Madison Mikayla Dycus is a first-year Animal Science Master student under Dr. Jeferson Lourenco. Mikayla obtained her Bachelor’s Degree in Animal Science with a minor in African Studies from the University of Georgia. Mikayla grew up on a second-generation poultry and cattle farm in Northwest Georgia, where she developed her passion for agriculture. To prepare for graduate school, Dycus participated in undergraduate research, was a Purina Feed Sales Intern, and worked in the monogastric Nutrition Lab under Dr. Michael Azain. Mikayla and the ruminant nutrition team are currently working to link the genotypic, phenotypic, and microbiome data of beef cattle to improve their growth and efficiency, as well as the accuracy of Expected Progeny Differences in Angus cattle.

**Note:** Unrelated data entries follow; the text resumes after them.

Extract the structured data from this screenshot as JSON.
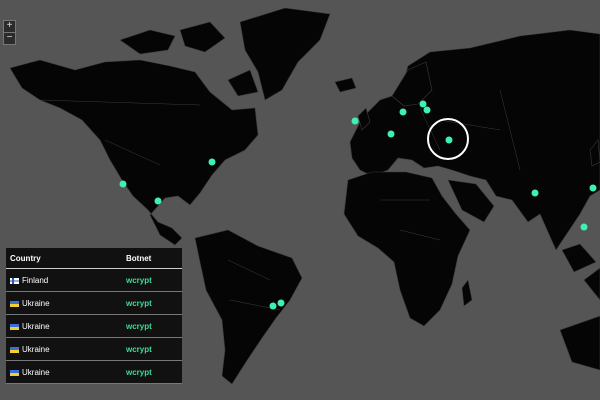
{
  "zoom": {
    "in_label": "+",
    "out_label": "−"
  },
  "table": {
    "columns": [
      "Country",
      "Botnet"
    ],
    "rows": [
      {
        "country": "Finland",
        "flag": "finland-flag-icon",
        "botnet": "wcrypt"
      },
      {
        "country": "Ukraine",
        "flag": "ukraine-flag-icon",
        "botnet": "wcrypt"
      },
      {
        "country": "Ukraine",
        "flag": "ukraine-flag-icon",
        "botnet": "wcrypt"
      },
      {
        "country": "Ukraine",
        "flag": "ukraine-flag-icon",
        "botnet": "wcrypt"
      },
      {
        "country": "Ukraine",
        "flag": "ukraine-flag-icon",
        "botnet": "wcrypt"
      }
    ]
  },
  "colors": {
    "ocean": "#555555",
    "land": "#050505",
    "marker": "#3ff0b4",
    "highlight_ring": "#ffffff",
    "botnet_text": "#3ddc97"
  },
  "markers": {
    "count": 14,
    "highlighted": "Ukraine"
  }
}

This team of “small scientists” has been a huge part in expanding the innovation of animal science which is microbiology. However, they have not worked alone. Animal and Dairy Science’s Animal Microbiology Team works in a transdisciplinary space that integrates aspects of reproduction, meat science, nutrition, genetics, medicine, and environmental science. For example, in conjunction with Dr. Dean Pringle and Dr. Daniela Lourenco to determine the interactions in a “3-handed poker game” between the microbial population, cattle genetics, and carcass quality. Dr. Pedro Fontes and Dr. Jillian Bohlen are reproductive specialists who are collaborating with the Micro team to understand what role the native microbiome plays in maximizing conception rates. Swine production is also impacted by the microbial population of the gut, and Dr. Robert Dove from ADSC and Dr. Hea Jin Park from Foods and Nutrition are frequent collaborators on projects to understand how microbes impact swine production efficiency. Dr. Sha Tao and Dr. Valerie Ryman are working with the team to determine new techniques to reduce the spread of pathogenic bacteria that can lead to mastitis. The Animal Microbiology Team has also worked closely with Dr. Frank West and the Regenerative Bioscience Center to understand the interactions with the native microbiome and systemic inflammation in the gut and throughout the body of animals. Further collaborations with Dr. Alex Stelzleni, the USDA-Ag Research Service, UGA Poultry Science, and the Center for Food Safety have focused on reducing pathogenic bacterial loads on carcasses and cuts of meat. Ongoing collaborations with Iowa State, UC-Davis, and Auburn all examine facets of the microbe-animal interface and their impact on environmental sustainability and human well-being. The Microbiology team is also working with several companies on validating their pathogen reduction processes and producing probiotic cultures for use in cattle and swine to improve their efficiency and health. Microbiology in Animal Science today is no longer a minor player in animal production and human health. Microbiology requires extensive collaboration to study and understand the actual depth that the microbiome entails. The microbiology team of the Animal and Dairy Science department are all major players in this “small science” and are dedicated to making life better for producers and consumers in Georgia, nationally, and globally.